My four year old daughter has developed a fascination with vampires of late. This is how I ended up sitting in front of “Hotel Transylvania”, a feature length cartoon about an overprotective father who happens to be Dracula and his attempts to keep his own daughter from falling in love with a human being. The film was not “Philadelphia Story” by any stretch of the imagination; but it may as well have been when compared to almost any rom-com I can think of made in the last decade. It is strange that if you made a list of the best romantic comedies of the current period, most of them (if not all of them) would be children’s movies. This is less a commendation of the way cinema for children has improved since the turn of the century (and it has) and more of a condemnation of the rut rom-coms have allowed themselves to fall into.
The romantic comedy genre has a venerable history. The aformentioned “Philadelphia Story” is but one of many well-written and well-acted films that filled out cinema’s first century. “It Happened One Night”; “An Affair to Remember”; “Some Like It Hot”; “The Apartment; “Annie Hall”; I could go on for some time, but I’ll stop there. It used to be that the “woman’s film” as it was called in more sexist days was where a premium was placed on witty dialogue and creative plotting. Somewhere along the way, that tradition died.
Think about the most well known rom-coms of the last ten years. “Failure to Launch”; “What Happens in Vegas”; “Bride Wars”; “Just Go With It”; “Zack and Miri Make a Porno”; the entire J-Lo oeuvre; what is notable about these films isn’t simply that they’re terrible (which they really, really are); it is that they are so incredibly badly written. The script – that element which used to be the thing that made rom-coms soar – has become a predictable thing of ugliness in the rom-com business.
I often wonder why the writing on kids’ films is experiencing a golden age, while movies for grown ups seem like they are being written by children. Is there something Freudian in there? Perhaps there are some simpler reasons for this trend. Part of what used to make rom-coms tick was the intense mess of rules that existed to stop men and women from getting it on. While it’s not like all rules in that regard have fallen by the wayside, the scene in “It Happened One Night” with the blanket between the sides of the bed couldn’t be shoehorned into a modern day film without it seeming forced and corny.

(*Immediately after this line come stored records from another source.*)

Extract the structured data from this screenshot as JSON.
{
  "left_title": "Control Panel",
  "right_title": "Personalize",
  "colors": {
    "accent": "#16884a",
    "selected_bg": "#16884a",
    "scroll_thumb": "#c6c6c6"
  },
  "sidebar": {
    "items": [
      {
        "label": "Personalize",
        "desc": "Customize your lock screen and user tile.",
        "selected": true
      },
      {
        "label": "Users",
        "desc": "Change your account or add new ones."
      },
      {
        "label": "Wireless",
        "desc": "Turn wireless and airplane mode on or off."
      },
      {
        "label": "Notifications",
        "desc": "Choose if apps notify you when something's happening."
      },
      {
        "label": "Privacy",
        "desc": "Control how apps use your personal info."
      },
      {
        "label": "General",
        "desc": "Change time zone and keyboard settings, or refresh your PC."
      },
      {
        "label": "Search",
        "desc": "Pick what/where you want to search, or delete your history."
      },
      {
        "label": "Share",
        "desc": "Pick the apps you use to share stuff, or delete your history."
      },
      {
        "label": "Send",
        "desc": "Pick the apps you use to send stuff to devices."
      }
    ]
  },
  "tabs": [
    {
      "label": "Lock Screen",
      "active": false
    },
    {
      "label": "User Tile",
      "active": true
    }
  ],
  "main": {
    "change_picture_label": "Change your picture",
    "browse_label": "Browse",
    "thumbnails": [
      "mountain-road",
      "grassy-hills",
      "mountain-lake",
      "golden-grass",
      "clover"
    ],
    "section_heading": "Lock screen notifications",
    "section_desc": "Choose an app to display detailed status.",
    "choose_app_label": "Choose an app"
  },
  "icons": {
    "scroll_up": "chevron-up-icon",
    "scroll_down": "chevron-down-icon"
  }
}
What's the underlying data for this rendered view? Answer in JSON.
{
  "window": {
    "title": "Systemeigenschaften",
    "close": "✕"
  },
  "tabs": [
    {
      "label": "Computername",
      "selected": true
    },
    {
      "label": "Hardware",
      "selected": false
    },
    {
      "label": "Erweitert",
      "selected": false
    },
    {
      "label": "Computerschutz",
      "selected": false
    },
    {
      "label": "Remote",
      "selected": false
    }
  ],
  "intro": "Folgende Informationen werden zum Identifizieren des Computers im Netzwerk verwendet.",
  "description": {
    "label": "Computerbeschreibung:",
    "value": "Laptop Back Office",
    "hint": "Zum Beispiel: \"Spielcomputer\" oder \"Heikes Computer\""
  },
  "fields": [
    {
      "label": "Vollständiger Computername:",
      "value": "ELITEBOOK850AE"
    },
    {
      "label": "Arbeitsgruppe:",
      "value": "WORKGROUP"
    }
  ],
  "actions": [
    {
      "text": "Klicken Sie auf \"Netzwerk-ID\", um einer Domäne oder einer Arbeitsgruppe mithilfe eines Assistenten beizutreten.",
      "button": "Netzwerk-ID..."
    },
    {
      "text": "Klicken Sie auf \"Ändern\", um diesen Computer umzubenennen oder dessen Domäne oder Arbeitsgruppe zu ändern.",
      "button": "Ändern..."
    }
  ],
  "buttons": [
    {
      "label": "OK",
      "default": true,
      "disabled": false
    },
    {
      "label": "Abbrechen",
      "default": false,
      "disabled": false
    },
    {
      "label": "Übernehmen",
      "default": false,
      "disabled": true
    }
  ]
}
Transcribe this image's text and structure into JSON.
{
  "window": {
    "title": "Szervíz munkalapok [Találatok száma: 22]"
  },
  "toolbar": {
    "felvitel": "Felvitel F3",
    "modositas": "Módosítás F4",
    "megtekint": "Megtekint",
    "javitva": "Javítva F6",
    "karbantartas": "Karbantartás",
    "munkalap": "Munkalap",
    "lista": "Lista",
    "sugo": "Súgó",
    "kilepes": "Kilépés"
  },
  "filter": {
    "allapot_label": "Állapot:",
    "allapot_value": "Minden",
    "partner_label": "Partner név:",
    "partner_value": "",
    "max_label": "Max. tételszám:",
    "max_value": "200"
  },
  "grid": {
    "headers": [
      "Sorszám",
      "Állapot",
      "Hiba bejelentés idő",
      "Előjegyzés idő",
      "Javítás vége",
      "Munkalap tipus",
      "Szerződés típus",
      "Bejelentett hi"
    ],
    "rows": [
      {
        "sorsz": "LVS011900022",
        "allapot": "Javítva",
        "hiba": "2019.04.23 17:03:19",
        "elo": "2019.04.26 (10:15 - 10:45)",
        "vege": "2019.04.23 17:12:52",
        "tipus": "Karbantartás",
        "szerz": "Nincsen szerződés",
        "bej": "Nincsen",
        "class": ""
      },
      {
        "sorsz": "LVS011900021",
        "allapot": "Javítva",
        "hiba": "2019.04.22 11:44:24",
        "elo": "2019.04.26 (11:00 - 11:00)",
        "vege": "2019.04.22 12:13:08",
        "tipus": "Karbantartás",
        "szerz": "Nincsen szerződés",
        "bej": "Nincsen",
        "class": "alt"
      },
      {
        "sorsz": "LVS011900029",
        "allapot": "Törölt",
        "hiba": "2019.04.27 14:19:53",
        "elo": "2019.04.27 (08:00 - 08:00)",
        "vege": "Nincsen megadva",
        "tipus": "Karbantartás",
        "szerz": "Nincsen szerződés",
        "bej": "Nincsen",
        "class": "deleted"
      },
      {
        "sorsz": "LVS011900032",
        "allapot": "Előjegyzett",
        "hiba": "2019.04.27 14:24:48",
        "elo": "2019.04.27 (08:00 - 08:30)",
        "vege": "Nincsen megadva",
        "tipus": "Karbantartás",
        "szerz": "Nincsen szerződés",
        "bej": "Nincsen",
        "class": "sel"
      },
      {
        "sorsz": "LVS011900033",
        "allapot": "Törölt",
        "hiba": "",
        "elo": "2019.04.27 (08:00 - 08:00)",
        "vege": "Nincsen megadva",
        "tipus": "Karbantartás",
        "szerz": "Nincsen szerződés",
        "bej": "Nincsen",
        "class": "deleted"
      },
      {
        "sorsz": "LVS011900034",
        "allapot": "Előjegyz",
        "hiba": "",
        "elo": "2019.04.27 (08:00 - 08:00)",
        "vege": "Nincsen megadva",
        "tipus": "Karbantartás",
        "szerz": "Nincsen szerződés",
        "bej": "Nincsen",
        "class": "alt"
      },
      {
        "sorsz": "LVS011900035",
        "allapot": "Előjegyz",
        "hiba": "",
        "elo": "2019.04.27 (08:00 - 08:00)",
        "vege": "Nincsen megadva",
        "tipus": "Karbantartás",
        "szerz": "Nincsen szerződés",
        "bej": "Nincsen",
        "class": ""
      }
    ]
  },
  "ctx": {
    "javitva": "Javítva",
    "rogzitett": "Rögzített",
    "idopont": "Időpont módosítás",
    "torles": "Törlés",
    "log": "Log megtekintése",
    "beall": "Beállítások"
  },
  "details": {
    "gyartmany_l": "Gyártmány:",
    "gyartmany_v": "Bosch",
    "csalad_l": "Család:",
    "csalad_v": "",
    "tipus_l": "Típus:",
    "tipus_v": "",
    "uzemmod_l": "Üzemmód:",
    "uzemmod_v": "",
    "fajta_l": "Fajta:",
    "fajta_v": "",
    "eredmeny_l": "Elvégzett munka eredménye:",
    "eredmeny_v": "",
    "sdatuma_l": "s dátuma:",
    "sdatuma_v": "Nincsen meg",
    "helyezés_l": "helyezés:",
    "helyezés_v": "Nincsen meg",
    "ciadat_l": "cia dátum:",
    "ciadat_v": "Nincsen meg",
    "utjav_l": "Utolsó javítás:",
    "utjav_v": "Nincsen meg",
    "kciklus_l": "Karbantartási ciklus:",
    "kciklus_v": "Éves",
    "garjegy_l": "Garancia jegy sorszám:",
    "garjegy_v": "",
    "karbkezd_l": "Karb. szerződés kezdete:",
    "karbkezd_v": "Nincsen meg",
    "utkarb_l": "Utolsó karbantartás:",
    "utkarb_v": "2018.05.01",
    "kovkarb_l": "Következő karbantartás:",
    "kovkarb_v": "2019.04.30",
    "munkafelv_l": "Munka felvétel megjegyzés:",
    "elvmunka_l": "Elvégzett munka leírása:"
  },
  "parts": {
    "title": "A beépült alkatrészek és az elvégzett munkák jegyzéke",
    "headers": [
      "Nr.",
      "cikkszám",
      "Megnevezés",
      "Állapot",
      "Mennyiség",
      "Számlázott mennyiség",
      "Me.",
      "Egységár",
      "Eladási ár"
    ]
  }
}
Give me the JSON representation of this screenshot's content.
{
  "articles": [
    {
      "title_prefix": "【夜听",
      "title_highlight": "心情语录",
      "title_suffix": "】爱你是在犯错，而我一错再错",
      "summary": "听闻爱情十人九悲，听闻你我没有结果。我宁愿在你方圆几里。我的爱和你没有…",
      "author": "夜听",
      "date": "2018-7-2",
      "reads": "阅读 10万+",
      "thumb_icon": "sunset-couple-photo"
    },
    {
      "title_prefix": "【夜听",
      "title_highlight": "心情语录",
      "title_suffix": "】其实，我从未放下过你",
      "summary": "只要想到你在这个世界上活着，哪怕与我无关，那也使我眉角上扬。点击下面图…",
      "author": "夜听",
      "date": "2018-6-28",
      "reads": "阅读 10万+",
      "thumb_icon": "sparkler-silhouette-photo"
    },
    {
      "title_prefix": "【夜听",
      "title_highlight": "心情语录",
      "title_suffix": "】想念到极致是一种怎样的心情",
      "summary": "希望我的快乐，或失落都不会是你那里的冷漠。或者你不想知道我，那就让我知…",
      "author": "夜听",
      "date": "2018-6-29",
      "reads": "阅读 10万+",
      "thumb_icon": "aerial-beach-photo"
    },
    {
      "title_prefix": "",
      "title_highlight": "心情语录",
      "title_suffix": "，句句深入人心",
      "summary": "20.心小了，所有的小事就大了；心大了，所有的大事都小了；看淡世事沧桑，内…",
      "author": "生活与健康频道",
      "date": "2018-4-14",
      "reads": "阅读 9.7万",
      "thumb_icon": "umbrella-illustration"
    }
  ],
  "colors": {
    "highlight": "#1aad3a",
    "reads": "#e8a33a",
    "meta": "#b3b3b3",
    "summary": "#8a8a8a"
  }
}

Which wouldn’t stop them trying, mind you. One of the worst things about modern rom-coms is that they set them in the present day and then try and pretend that things are less liberal than they actually are. So nonsensical roadblocks appear to keep potential lovers apart, adding to the bad writing quotient. I guess what I’m really saying here is that perhaps social liberalism killed the rom-com.
It shouldn’t have. There’s a reason the genre has been around forever – it has an amazing ability to re-invent its own rules in order to adapt to any situation. But no one is bothering with it at the moment except for Disney. It seems like the Hollywood producer who could re-invent the rom-com for the 21st century could become a rich individual. Yet I’m not holding my breath on this one. I’m likely to to find the only believable on-screen romance in the form of cartoons for the foreseeable future.